Der Naturhistorische Verein Hönnetal e.V. stellt den Hönnetalradweg als “Panoramaradweg” auf einem Ständerwerk über der Bahntrasse zur Diskussion. Der Hönnetalradweg wird als bundesstraßenbegleitender Radweg bekanntlich zu 100 % vom Bund finanziert, ohne kommunale Haushalte zu belasten. Für den “Auf- und Abstieg” (Höhendifferenz ca,. 10 m) finden sich in Sanssouci und Lendringsen optimale Standorte (siehe Skizze Sanssouci, mit langer Rampe). Dazwischen liegt die Trasse durchgängig auf einem Höhenniveau. Umstiegsmöglichkeiten zur Bahn in Binolen und Klusenstein.

Ein wesentlicher Vorteil der vorgeschlagenen Lösung ist, dass hier nur mit einem Grundeigen­tümer – der Bahn – zu verhandeln ist. Die Bahntrasse bietet die kürzeste und somit schnellste Radverbindung durch das Hönnetal. Sie ist – anders als der umgebende Bereich des mittleren Hönnetals – ökologisch unbedenklich. Der Radweg über der Bahntrasse erlaubt auch in Zukunft einen sicheren und problemlosen Bahnbetrieb.

 

Mit dieser Variante könnte eine durchgehende Trasse von Sanssouci bis Oberrödinghausen auf einem Niveau 10 -12 Meter über  der Hönne geschaffen werden, die fantastische Aussichten liefert.  Die Anbindung des Panoramaradwegs in Richtung Felsenmeer und Sauerland­park wäre problemlos möglich, in Richtung Hemer würde sich sogar ein Höhen­gewinn ergeben. Der vorgeschlagene Panoramaradweg würde sich harmonisch in die Sichtperspek­tiven im Hönnetal einfügen und die Funktion als bundes­straßen­begleiten­der Radweg optimal erfüllen. Dies wäre eine Attraktion, die das gesamte Hönnetal aufwertet.

Die Bahn verschließt sich einem solchen Anliegen nicht grundsätzlich (siehe Schriftwechsel mit dem Büro des Konzernbeauftragten der Bahn für NRW, Herrn Lübberink und der Netz AG). Ob sich die Lösung aufgrund der einheitlichen, leichten Trägerkonstruktion in U- oder L-Form entlang des Bahnkörpers wirtschaftlicher darstellt als andere Varianten, wäre ingenieurseitig zu klären. Überwege und Brücken in der Querrichtung sind bei der Bahn gang und gäbe; sie stellen somit in Längsrichtung kein grundsätzliches Problem dar. Die beiden Tunnel Binolener Tunnel und Uhutunnel müssten umgangen werden; hierfür bietet der neue Radweg um den Gardasee  Anregungen und konstruktive Lösungen.

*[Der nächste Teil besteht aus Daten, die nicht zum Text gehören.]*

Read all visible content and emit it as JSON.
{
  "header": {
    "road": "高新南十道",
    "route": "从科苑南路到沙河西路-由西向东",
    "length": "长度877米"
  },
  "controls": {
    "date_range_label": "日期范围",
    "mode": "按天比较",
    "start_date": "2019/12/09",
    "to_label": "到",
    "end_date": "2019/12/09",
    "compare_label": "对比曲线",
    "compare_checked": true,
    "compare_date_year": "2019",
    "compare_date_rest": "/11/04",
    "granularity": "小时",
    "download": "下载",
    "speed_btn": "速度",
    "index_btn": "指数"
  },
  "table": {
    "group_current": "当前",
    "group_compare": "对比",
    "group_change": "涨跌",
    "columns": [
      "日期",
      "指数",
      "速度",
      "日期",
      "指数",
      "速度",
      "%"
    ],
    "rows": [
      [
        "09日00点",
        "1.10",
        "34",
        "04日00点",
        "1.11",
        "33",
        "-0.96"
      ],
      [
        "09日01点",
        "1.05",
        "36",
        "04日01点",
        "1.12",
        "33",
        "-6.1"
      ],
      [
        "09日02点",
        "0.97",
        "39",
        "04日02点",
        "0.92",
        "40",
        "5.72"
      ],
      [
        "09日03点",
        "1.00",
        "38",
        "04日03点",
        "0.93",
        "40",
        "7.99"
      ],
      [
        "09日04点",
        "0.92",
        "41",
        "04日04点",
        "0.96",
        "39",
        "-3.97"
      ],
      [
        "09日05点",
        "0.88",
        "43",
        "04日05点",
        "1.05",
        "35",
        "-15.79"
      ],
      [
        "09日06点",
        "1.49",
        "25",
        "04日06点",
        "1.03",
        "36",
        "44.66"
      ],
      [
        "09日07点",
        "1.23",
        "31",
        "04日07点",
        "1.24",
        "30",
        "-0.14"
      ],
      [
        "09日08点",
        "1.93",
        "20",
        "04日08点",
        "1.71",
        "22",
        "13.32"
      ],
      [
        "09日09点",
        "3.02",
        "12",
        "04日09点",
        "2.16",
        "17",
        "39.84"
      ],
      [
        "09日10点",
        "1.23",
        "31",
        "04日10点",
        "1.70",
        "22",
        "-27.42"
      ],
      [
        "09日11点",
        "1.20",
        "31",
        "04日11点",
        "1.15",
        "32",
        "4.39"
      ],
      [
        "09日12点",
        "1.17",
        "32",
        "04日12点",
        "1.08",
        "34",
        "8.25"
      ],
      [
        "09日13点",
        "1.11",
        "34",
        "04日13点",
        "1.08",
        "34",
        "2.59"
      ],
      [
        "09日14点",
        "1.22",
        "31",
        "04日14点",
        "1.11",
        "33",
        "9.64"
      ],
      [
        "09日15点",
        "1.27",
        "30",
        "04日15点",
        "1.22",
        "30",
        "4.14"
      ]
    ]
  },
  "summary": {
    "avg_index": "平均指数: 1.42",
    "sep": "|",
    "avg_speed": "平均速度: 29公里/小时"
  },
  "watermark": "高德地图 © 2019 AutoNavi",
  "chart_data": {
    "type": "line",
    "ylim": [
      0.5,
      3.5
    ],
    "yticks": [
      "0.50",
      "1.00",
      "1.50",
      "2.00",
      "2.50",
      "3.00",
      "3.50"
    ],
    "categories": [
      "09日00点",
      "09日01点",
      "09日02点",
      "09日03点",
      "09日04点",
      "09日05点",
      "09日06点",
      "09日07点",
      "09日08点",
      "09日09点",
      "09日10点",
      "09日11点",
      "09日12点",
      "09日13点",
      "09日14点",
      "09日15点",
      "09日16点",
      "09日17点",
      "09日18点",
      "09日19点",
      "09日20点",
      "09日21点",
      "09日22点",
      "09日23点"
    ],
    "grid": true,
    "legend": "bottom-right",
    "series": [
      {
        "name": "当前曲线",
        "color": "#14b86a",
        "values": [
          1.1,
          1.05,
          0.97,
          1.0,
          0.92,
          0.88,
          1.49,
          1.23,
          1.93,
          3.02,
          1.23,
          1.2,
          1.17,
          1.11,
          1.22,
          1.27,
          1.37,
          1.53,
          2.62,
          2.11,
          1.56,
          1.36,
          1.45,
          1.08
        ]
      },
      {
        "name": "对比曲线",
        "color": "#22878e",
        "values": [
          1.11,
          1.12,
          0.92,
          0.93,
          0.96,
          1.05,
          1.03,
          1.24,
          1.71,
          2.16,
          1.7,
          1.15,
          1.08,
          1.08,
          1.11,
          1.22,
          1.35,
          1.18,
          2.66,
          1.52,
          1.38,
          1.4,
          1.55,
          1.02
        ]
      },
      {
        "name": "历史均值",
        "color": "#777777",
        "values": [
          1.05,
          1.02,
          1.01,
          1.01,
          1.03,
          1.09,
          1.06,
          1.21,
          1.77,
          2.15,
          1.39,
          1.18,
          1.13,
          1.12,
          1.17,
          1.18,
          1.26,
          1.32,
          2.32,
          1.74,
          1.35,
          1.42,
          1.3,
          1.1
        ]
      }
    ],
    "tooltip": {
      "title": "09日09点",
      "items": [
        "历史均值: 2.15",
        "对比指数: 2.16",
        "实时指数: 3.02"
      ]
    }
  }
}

Der “Panoramaradweg” durch das Hönnetal wurde den Bürgermeistern der fünf Hönnestädte bereits vorgestellt. Da alle anderen Trassenführungen im Hönnetal aus ökologischen aber auch technischen Gründen auf erhebliche Probleme stoßen, welche die Realisierung erschweren, wenn nicht gar ausschließen, sollte die Verwaltung diese ungewöhnliche Variante mit ihrer starken positiven Außenwirkung für das gesamte Hönnetal deshalb konstruktiv prüfen.